A ceramics residency at the Victoria and Albert Museum(V & A), London (2019) was a benchmark for Chowdhary. It was during this time that she found a way to integrate modernist trajectories and the Bauhaus with anthropological collections of Eastern, or non-European references. These explorations led to revisiting Metropolis (1991), a work that evolves into a thousand handmade objects. Her keenness in technological developments led her to combine colour, tiles, glazes, laser and waterjet cutting, and she began to work with line drawings in a craftsman-like fashion.

These objects, as well as other ‘hybrid artefacts’ seen in the V & A Collection formed a part of Chowdhary’s anthropological research, resulting in artworks like Tableaux (2017).

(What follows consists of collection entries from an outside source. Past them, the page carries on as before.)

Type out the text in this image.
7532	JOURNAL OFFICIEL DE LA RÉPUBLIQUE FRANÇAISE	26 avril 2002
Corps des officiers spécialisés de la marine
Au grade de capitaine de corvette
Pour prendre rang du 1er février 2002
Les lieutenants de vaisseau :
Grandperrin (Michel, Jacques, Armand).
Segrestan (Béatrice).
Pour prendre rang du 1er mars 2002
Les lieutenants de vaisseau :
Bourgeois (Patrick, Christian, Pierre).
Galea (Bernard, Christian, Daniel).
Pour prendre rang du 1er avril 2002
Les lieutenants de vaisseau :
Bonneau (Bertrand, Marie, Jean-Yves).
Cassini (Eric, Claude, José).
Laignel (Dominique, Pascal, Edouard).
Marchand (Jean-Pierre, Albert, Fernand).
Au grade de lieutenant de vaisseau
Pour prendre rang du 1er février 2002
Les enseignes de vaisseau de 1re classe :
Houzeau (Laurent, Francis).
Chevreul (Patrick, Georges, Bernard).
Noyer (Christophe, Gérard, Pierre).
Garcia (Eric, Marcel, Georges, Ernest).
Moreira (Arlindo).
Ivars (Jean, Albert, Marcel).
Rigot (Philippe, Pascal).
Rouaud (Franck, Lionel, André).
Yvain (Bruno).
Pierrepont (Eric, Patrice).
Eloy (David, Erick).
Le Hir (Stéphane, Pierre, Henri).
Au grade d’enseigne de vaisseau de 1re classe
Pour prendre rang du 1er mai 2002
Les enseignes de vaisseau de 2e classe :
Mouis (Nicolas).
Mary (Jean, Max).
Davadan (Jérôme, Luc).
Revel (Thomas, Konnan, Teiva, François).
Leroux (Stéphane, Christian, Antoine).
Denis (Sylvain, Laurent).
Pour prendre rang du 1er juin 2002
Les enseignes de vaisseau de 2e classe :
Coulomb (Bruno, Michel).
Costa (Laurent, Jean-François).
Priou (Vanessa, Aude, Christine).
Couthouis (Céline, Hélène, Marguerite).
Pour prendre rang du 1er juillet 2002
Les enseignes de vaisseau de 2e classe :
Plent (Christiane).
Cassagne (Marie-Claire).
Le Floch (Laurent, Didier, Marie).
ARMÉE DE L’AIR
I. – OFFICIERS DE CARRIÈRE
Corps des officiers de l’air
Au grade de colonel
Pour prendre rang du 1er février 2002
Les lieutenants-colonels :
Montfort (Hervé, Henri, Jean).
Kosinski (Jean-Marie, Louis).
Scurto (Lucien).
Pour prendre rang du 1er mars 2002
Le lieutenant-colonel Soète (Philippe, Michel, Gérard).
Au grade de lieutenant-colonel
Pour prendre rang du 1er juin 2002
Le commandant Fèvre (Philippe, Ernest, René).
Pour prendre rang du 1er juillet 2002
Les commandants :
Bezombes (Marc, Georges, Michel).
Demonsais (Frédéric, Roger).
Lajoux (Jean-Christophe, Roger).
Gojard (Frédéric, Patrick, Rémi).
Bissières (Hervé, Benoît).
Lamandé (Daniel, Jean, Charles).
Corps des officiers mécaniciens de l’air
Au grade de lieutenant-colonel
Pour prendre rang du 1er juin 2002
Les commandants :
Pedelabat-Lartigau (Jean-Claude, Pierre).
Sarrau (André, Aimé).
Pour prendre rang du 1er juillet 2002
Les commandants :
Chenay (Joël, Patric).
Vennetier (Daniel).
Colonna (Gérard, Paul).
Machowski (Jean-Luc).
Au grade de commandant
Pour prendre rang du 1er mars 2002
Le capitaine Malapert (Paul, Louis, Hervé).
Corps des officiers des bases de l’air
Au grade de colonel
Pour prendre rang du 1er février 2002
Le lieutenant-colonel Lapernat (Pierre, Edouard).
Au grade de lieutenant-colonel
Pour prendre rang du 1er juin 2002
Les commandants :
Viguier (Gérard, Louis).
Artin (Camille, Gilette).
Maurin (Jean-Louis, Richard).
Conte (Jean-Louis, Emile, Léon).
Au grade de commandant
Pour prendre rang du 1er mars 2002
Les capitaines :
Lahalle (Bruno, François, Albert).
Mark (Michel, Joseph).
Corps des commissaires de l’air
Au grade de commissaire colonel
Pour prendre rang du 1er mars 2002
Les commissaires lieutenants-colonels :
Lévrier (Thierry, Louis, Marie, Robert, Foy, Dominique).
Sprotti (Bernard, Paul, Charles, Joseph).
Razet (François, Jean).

The language of abstraction however is also meant to converge with capitalist and consumerist dimensions of society. In her most recent work, Grey Area (2021), which is devoid of colour, she speaks about travel across time, geographies and space. A quieter and more contemplative work, time becomes an orchestrator of experience, history, image and practice, all of which come to bear on the future of transitioning images.


LEFT: Matthew Krishanu. Photo: Jens Marott
RIGHT: Lubna Chowdhary. Photo: Peter Kelleher


Matthew Krishanu‘s recent paintings construct narratives exploring memory, childhood, and colonial histories. He will be showing in
Mixing It Up: Painting Today, at the Hayward Gallery, London in September 2021. Recent solo exhibitions include: Picture Plane, Niru Ratnam Gallery, London (2020); House of Crows, Matt’s Gallery, London (2019); The Sun Never Sets, Midlands Arts Centre, Birmingham (2019) and Huddersfield Art Gallery (2018). Group exhibitions include: Everyday Heroes, Hayward Gallery/Southbank Centre, London (2020); A Rich Tapestry, Ikon Gallery at Lahore Biennale (2020); New Figurations, Jhaveri Contemporary, Mumbai (2019).

Born in Tanzania, Lubna Chowdhary settled in the north of England in 1970. She has a BA Hons from Manchester Metropolitan University and a Masters degree in Ceramics from the Royal College of Art. She has been shortlisted for the Jerwood Prize in Ceramics and has completed artist residencies at Camden Arts Centre, Victoria and Albert Museum London and IASPIS Stockholm. She lives and works in London.